その記憶のお蔭で自分が随分と酷い環境に新たに生を受けたことに気付けたし、自身の特異能力にも気が付くことができた。


その特異能力とは魔法である。


前世で魔法という存在が無かったのでこの世界で気付けば人にオーラのような物が纏わりついているのに気付いた。


最初からそれを魔法を使うためのエネルギーだと思っても居なかったが男爵からの使いによって生まれてからある程度生きる能力を身に付けた五歳になれば魔法の才能を調べられることが毎年新年の日がある月に行われていたのでそれで知ることが出来たのだ。


「そのお蔭でこの世界でも生きていけそうなんだよな」


そのオーラを意図的に集めると様々なことができるのだ。


筋力を一時的に強めて力を強くしたり、走る速度が早くなったり、怪我が治るのが早くなったりする。
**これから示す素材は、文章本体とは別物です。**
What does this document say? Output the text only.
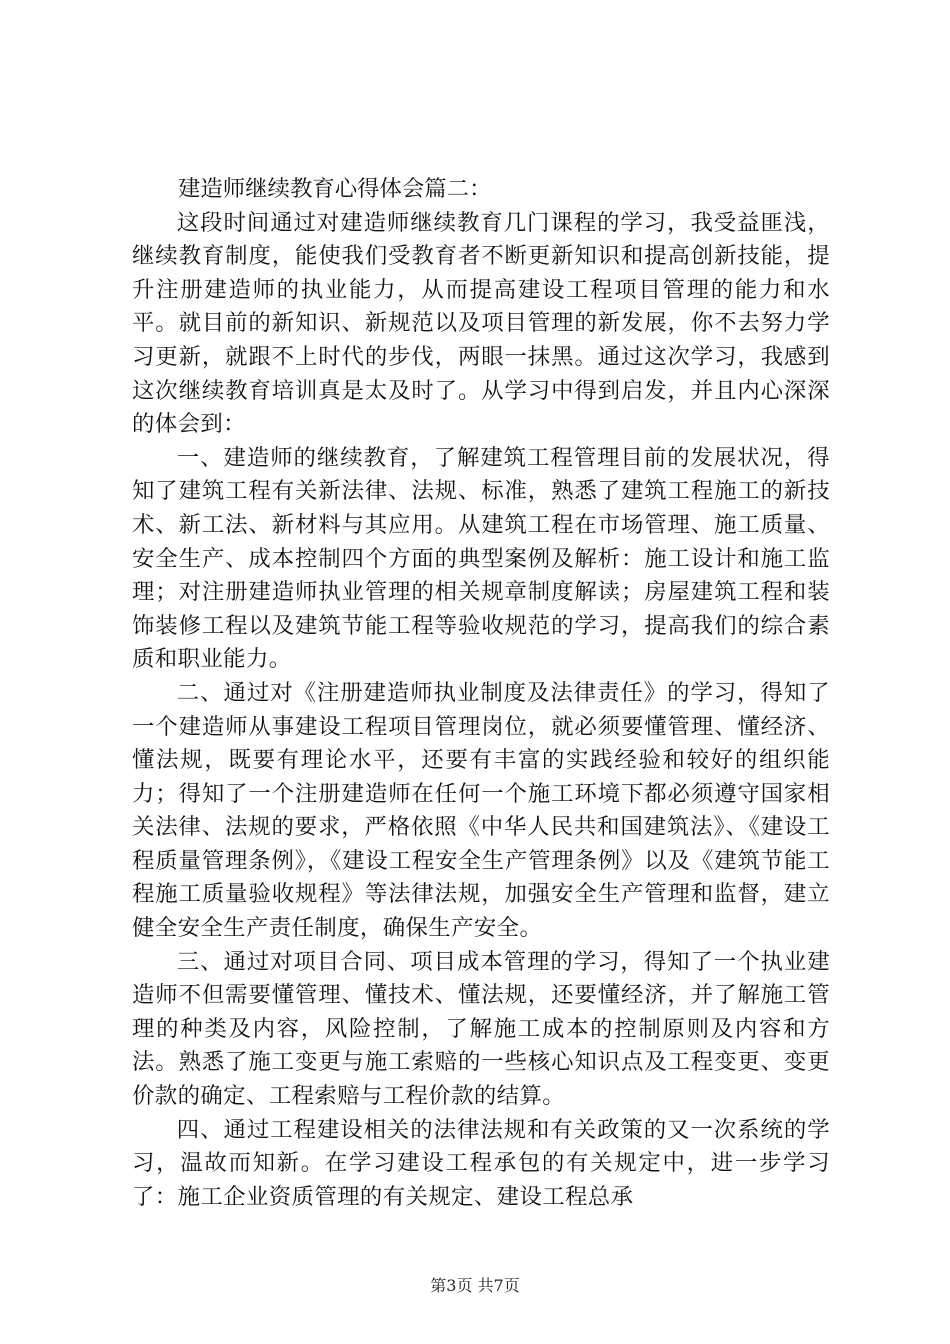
建造师继续教育心得体会篇二：

这段时间通过对建造师继续教育几门课程的学习，我受益匪浅，继续教育制度，能使我们受教育者不断更新知识和提高创新技能，提升注册建造师的执业能力，从而提高建设工程项目管理的能力和水平。就目前的新知识、新规范以及项目管理的新发展，你不去努力学习更新，就跟不上时代的步伐，两眼一抹黑。通过这次学习，我感到这次继续教育培训真是太及时了。从学习中得到启发，并且内心深深的体会到：

一、建造师的继续教育，了解建筑工程管理目前的发展状况，得知了建筑工程有关新法律、法规、标准，熟悉了建筑工程施工的新技术、新工法、新材料与其应用。从建筑工程在市场管理、施工质量、安全生产、成本控制四个方面的典型案例及解析：施工设计和施工监理；对注册建造师执业管理的相关规章制度解读；房屋建筑工程和装饰装修工程以及建筑节能工程等验收规范的学习，提高我们的综合素质和职业能力。

二、通过对《注册建造师执业制度及法律责任》的学习，得知了一个建造师从事建设工程项目管理岗位，就必须要懂管理、懂经济、懂法规，既要有理论水平，还要有丰富的实践经验和较好的组织能力；得知了一个注册建造师在任何一个施工环境下都必须遵守国家相关法律、法规的要求，严格依照《中华人民共和国建筑法》、《建设工程质量管理条例》，《建设工程安全生产管理条例》以及《建筑节能工程施工质量验收规程》等法律法规，加强安全生产管理和监督，建立健全安全生产责任制度，确保生产安全。

三、通过对项目合同、项目成本管理的学习，得知了一个执业建造师不但需要懂管理、懂技术、懂法规，还要懂经济，并了解施工管理的种类及内容，风险控制，了解施工成本的控制原则及内容和方法。熟悉了施工变更与施工索赔的一些核心知识点及工程变更、变更价款的确定、工程索赔与工程价款的结算。

四、通过工程建设相关的法律法规和有关政策的又一次系统的学习，温故而知新。在学习建设工程承包的有关规定中，进一步学习了：施工企业资质管理的有关规定、建设工程总承

第3页 共7页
この世界の人間は誰しもこのオーラを持っていて潜在的に操る力は持っているようだが俺みたいに見えることはそう無いようだ。


そのオーラが見えることが魔法使いの資質であり、そのオーラを体外から切り離すときに事象を明確にイメージすると魔法が発動する。


例えば火が燃えたり、水と土が動いたり、風を吹かせたり、枯れかけた植物が元気なったりなどなどできるのだ。
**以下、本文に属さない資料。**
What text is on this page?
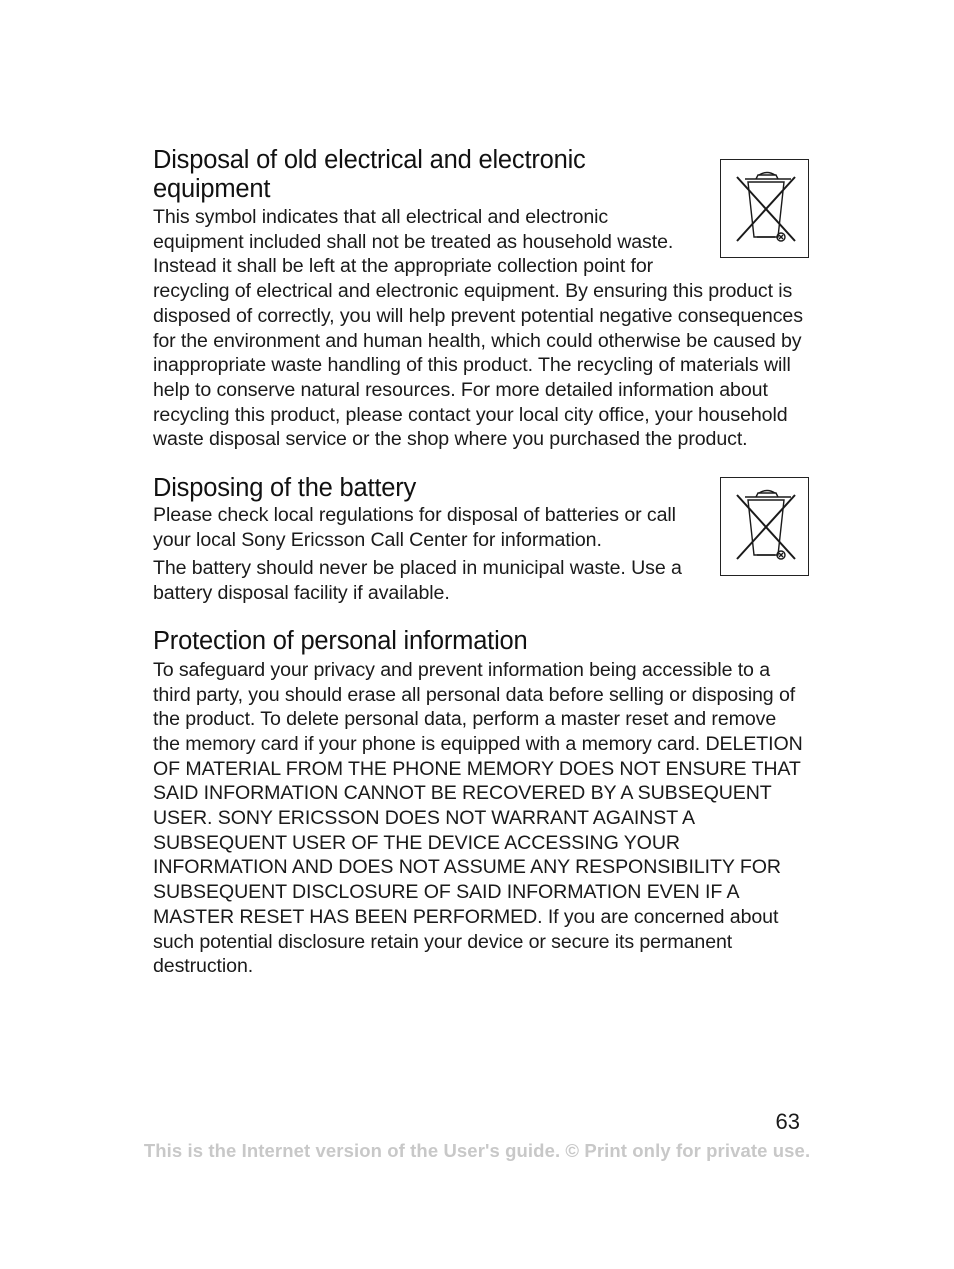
Disposal of old electrical and electronic equipment

This symbol indicates that all electrical and electronic equipment included shall not be treated as household waste. Instead it shall be left at the appropriate collection point for recycling of electrical and electronic equipment. By ensuring this product is disposed of correctly, you will help prevent potential negative consequences for the environment and human health, which could otherwise be caused by inappropriate waste handling of this product. The recycling of materials will help to conserve natural resources. For more detailed information about recycling this product, please contact your local city office, your household waste disposal service or the shop where you purchased the product.

Disposing of the battery

Please check local regulations for disposal of batteries or call your local Sony Ericsson Call Center for information.

The battery should never be placed in municipal waste. Use a battery disposal facility if available.

Protection of personal information

To safeguard your privacy and prevent information being accessible to a third party, you should erase all personal data before selling or disposing of the product. To delete personal data, perform a master reset and remove the memory card if your phone is equipped with a memory card. DELETION OF MATERIAL FROM THE PHONE MEMORY DOES NOT ENSURE THAT SAID INFORMATION CANNOT BE RECOVERED BY A SUBSEQUENT USER. SONY ERICSSON DOES NOT WARRANT AGAINST A SUBSEQUENT USER OF THE DEVICE ACCESSING YOUR INFORMATION AND DOES NOT ASSUME ANY RESPONSIBILITY FOR SUBSEQUENT DISCLOSURE OF SAID INFORMATION EVEN IF A MASTER RESET HAS BEEN PERFORMED. If you are concerned about such potential disclosure retain your device or secure its permanent destruction.

63
This is the Internet version of the User's guide. © Print only for private use.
魔法使いの多くはそれらの一つを極める物であり、それらを属性と呼ぶ。


その属性を操る魔法使いを例えば火を操る魔法使いのことを火の魔法使いと呼ぶわけだ。


「ただどうやらその属性や現象に関する理解や影響をイメージできれば誰でもどんな魔法でも使える臭いんだよな」


その属性を極めた魔法使いに弟子入りすることでその属性に対する理解を深めるだとかそんな感じだ。
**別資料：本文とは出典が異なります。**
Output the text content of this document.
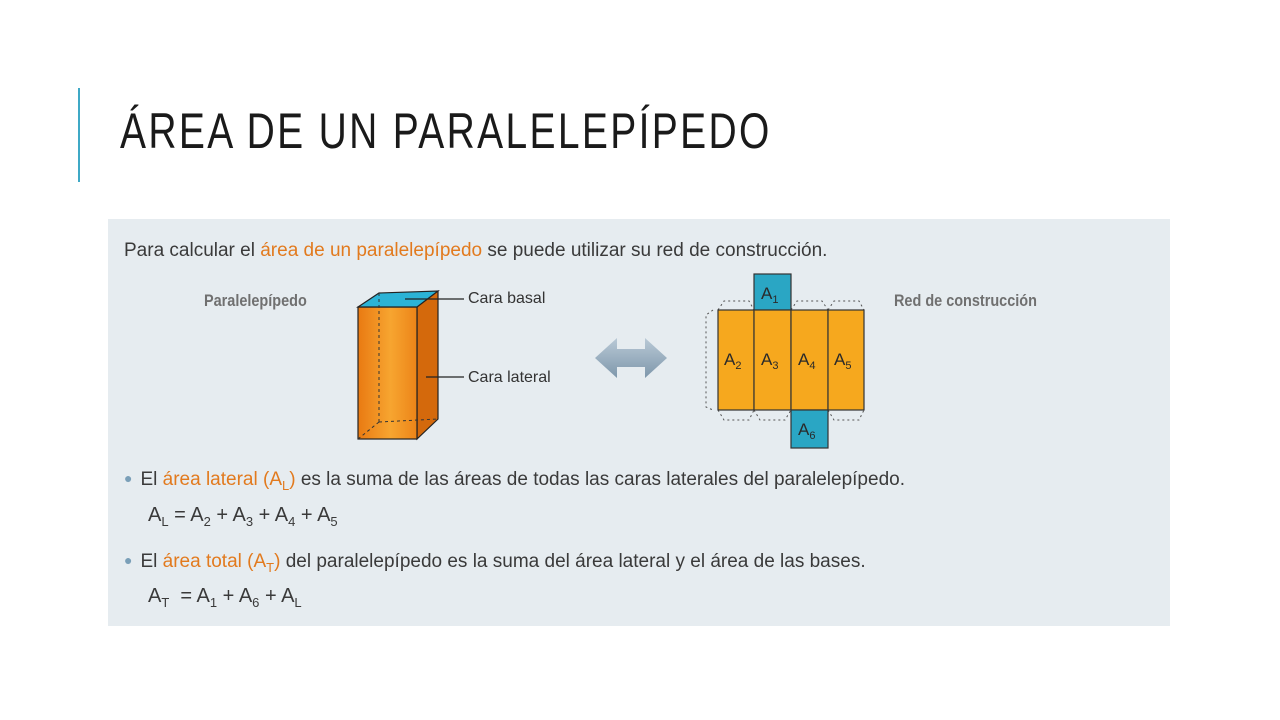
ÁREA DE UN PARALELEPÍPEDO
Para calcular el área de un paralelepípedo se puede utilizar su red de construcción.
Paralelepípedo	Red de construcción
Cara basal
Cara lateral
$A_1$
$A_2$ $A_3$ $A_4$ $A_5$
$A_6$
● El área lateral $(A_L)$ es la suma de las áreas de todas las caras laterales del paralelepípedo.
$A_L = A_2 + A_3 + A_4 + A_5$
● El área total $(A_T)$ del paralelepípedo es la suma del área lateral y el área de las bases.
$A_T = A_1 + A_6 + A_L$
なのでこの世界の魔法は前世からの記憶をもつ俺との相性はいいと言える。


どうしたらその現象が起こるかなんて小学生だって習うことであって科学の実験は中学生だってするのだ。


さらに高校まで行ってさらに大学まで行っていた俺の化学的な知識はこの世界に置いてどれほど魔法に影響が起きるかなんて計り知れないものだ。


「まあ、この世界の物理現象や科学的な結果が違うこともあるだろうし、魔法なんて物があるんだからそれすらも超越するかのような物だって存在する可能性があるよな」


思い込みによって生命の危機、なんてことがあったらこの世界では死に直結するようなものだ。


化学が発達してないってことは医学や薬学だって発達していないってことなのだから。


「そのためにも簡単に死なないように自分を守れる力が必要だよな」


農奴という存在として生まれてしまったがゆえに俺の体は一般人と比べて病気や汚い環境に慣れてきた遺伝子を持つ体で死ににくい代わりに栄養不足で背が低く手足も細いので近接戦闘には向いていないだろう。


ゆえに俺ジェームスはこの世界で魔法使いになることを決めるのであった。